En materia económica, el espacio dejó señales de revisión del discurso tradicional del peronismo. Los organizadores defendieron la necesidad de equilibrio fiscal y plantearon diferencias con posiciones que relativizaron el déficit. “No se puede seguir defendiendo por una cuestión ideológica que el déficit no es malo, hay una cuestión técnica y nadie puede estar en contra de una macro ordenada”, afirmaron.
Esa línea se complementó con una reivindicación del esquema de superávit de los primeros años del kirchnerismo. “Estamos de acuerdo con una economía saneada, con superávit. Queremos el superávit de Néstor, a partir de la mayor recaudación por crecimiento, y no el de Milei que lo consigue porque no paga nada”, sostuvieron. La comparación buscó diferenciarse del Gobierno sin abandonar la idea de disciplina macroeconómica.
El debate incluyó además la necesidad de potenciar exportaciones y generar riqueza. “Vemos necesidad de discutir todos los temas: retenciones, energía, minería, cómo agregar valor. Sin generación de riqueza no vamos a salir”, plantearon. En esa línea, algunos dirigentes consideraron que los compromisos con el FMI no resultaron imposibles de afrontar, aunque remarcaron la urgencia de mejorar la capacidad exportadora.

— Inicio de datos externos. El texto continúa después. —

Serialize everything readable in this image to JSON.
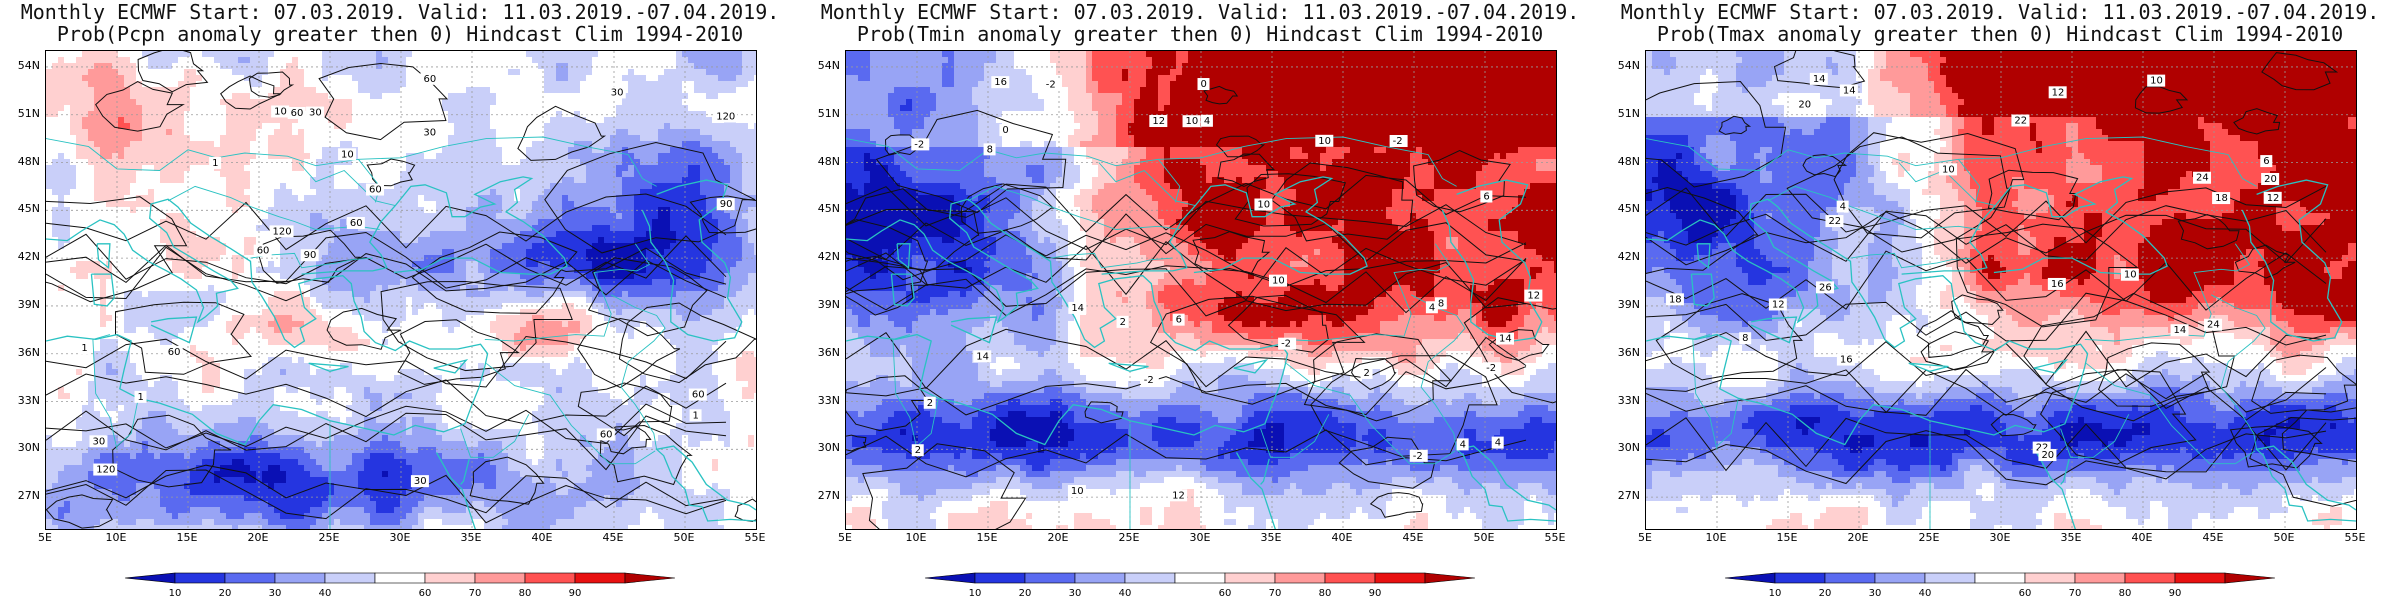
{
  "panels": [
    {
      "title_line1": "Monthly ECMWF Start: 07.03.2019. Valid: 11.03.2019.-07.04.2019.",
      "title_line2": "Prob(Pcpn anomaly greater then 0) Hindcast Clim 1994-2010",
      "contour_labels": [
        "90",
        "120",
        "120",
        "60",
        "60",
        "60",
        "30",
        "30",
        "60",
        "60",
        "120",
        "60",
        "90",
        "30",
        "60",
        "30",
        "30",
        "10",
        "10",
        "1",
        "1",
        "1",
        "1",
        "60"
      ],
      "field": "pcpn"
    },
    {
      "title_line1": "Monthly ECMWF Start: 07.03.2019. Valid: 11.03.2019.-07.04.2019.",
      "title_line2": "Prob(Tmin anomaly greater then 0) Hindcast Clim 1994-2010",
      "contour_labels": [
        "-2",
        "0",
        "-2",
        "2",
        "-2",
        "0",
        "2",
        "4",
        "-2",
        "-2",
        "4",
        "6",
        "2",
        "-2",
        "4",
        "2",
        "6",
        "8",
        "10",
        "12",
        "14",
        "10",
        "14",
        "10",
        "10",
        "12",
        "10",
        "8",
        "-2",
        "4",
        "12",
        "14",
        "16"
      ],
      "field": "tmin"
    },
    {
      "title_line1": "Monthly ECMWF Start: 07.03.2019. Valid: 11.03.2019.-07.04.2019.",
      "title_line2": "Prob(Tmax anomaly greater then 0) Hindcast Clim 1994-2010",
      "contour_labels": [
        "6",
        "8",
        "4",
        "10",
        "12",
        "14",
        "12",
        "10",
        "16",
        "12",
        "14",
        "16",
        "18",
        "20",
        "22",
        "20",
        "24",
        "22",
        "18",
        "22",
        "24",
        "26",
        "20",
        "14",
        "10"
      ],
      "field": "tmax"
    }
  ],
  "lat_ticks": [
    "54N",
    "51N",
    "48N",
    "45N",
    "42N",
    "39N",
    "36N",
    "33N",
    "30N",
    "27N"
  ],
  "lon_ticks": [
    "5E",
    "10E",
    "15E",
    "20E",
    "25E",
    "30E",
    "35E",
    "40E",
    "45E",
    "50E",
    "55E"
  ],
  "colorbar": {
    "labels": [
      "10",
      "20",
      "30",
      "40",
      "60",
      "70",
      "80",
      "90"
    ],
    "colors": [
      "#0a10b4",
      "#2535e0",
      "#5a6af0",
      "#98a4f5",
      "#c9cff9",
      "#ffffff",
      "#ffd0d0",
      "#ff9a9a",
      "#ff5252",
      "#e81010",
      "#b00000"
    ]
  }
}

El espacio también fijó postura frente a la posible eliminación de las PASO. Los organizadores defendieron la herramienta como mecanismo para ordenar la competencia interna y sostuvieron que su continuidad resulta clave en un escenario de diversidad de posturas dentro del peronismo. “Nosotros necesitamos las PASO”, concluyeron.
El plenario dejó en claro que el nuevo armado todavía no alcanzó definiciones cerradas en temas sensibles. Los propios impulsores admitieron que el proceso recién comenzó. “Es muy pronto para cuestiones concretas, lo tenemos que discutir para que no nos pase lo que ocurrió en el gobierno del Frente de Todos, nos hacemos cargo”, reconocieron.
Con este movimiento, el sector buscó instalar una discusión más amplia y proyectar una alternativa política. La apuesta apuntó a reconstruir una narrativa que combine orden económico, desarrollo productivo y una mirada federal, en un contexto marcado por la fragmentación interna y la presión del escenario electoral.